Development of Cezanne cooked style
During this period of isolation, from the late 1870s to the early 1890s, Cézanne developed his mature style. Landscapes from this period, such as the “Stock Sea”, are probably the first masterpieces of Cézanne’s maturity. These landscapes consisted of compositions of calm and wide horizons formed by the multiplication of equal pens. He knew very well how to represent strength and depth in his work. According to Cézanne, she tried to show perspective only through color.
By the end of the nineteenth century, Cézanne’s art was growing profoundly, and its richness of color and compositional skills were considerable.
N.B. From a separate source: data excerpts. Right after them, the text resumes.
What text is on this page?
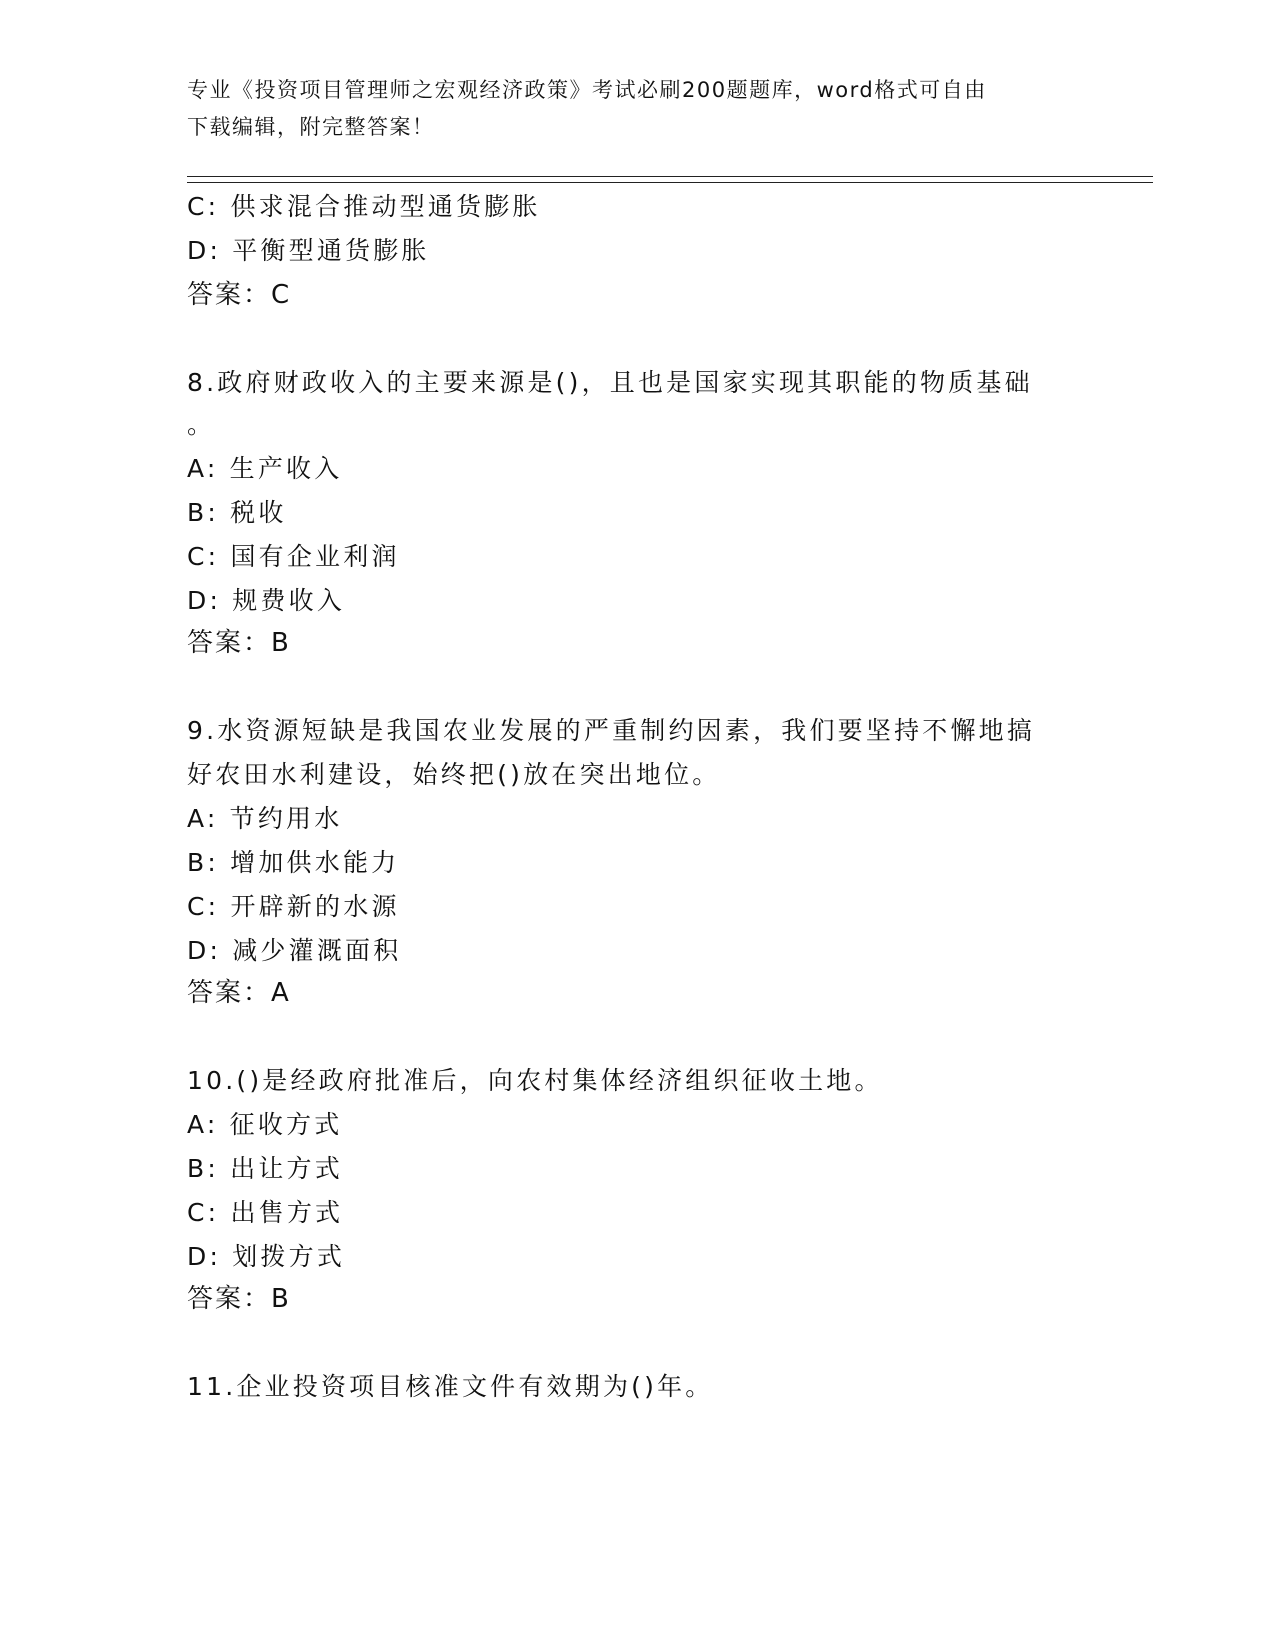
专业《投资项目管理师之宏观经济政策》考试必刷200题题库，word格式可自由
下载编辑，附完整答案！
C: 供求混合推动型通货膨胀
D: 平衡型通货膨胀
答案：C
8.政府财政收入的主要来源是()，且也是国家实现其职能的物质基础
。
A: 生产收入
B: 税收
C: 国有企业利润
D: 规费收入
答案：B
9.水资源短缺是我国农业发展的严重制约因素，我们要坚持不懈地搞
好农田水利建设，始终把()放在突出地位。
A: 节约用水
B: 增加供水能力
C: 开辟新的水源
D: 减少灌溉面积
答案：A
10.()是经政府批准后，向农村集体经济组织征收土地。
A: 征收方式
B: 出让方式
C: 出售方式
D: 划拨方式
答案：B
11.企业投资项目核准文件有效期为()年。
He enabled himself to create a new look. From 1890 to 1905, he painted several masterpieces. He devoted himself entirely to his work, and of course, he spent a lot of time doing so because of his slowness in painting. Cézanne always had difficulty communicating with people, and he was deeply saddened by the death of his mother in 1897, and then left. He distanced himself from his wife and old friends. He became more and more famous as he entered the new century, and because few people saw him, he became something of a legendary figure. Cézanne’s last period of work, the result of her deep meditation in solitude, achieved a high degree of lyricism. He believed that “the landscape becomes human, the mind becomes the mind, the landscape becomes a living being within me.” Cézanne suffered from diabetes for many years, and the disease became more serious in the last years of his life. In October 1906 he contracted a severe cold while working outdoors and died a few days later in his hometown and was buried there.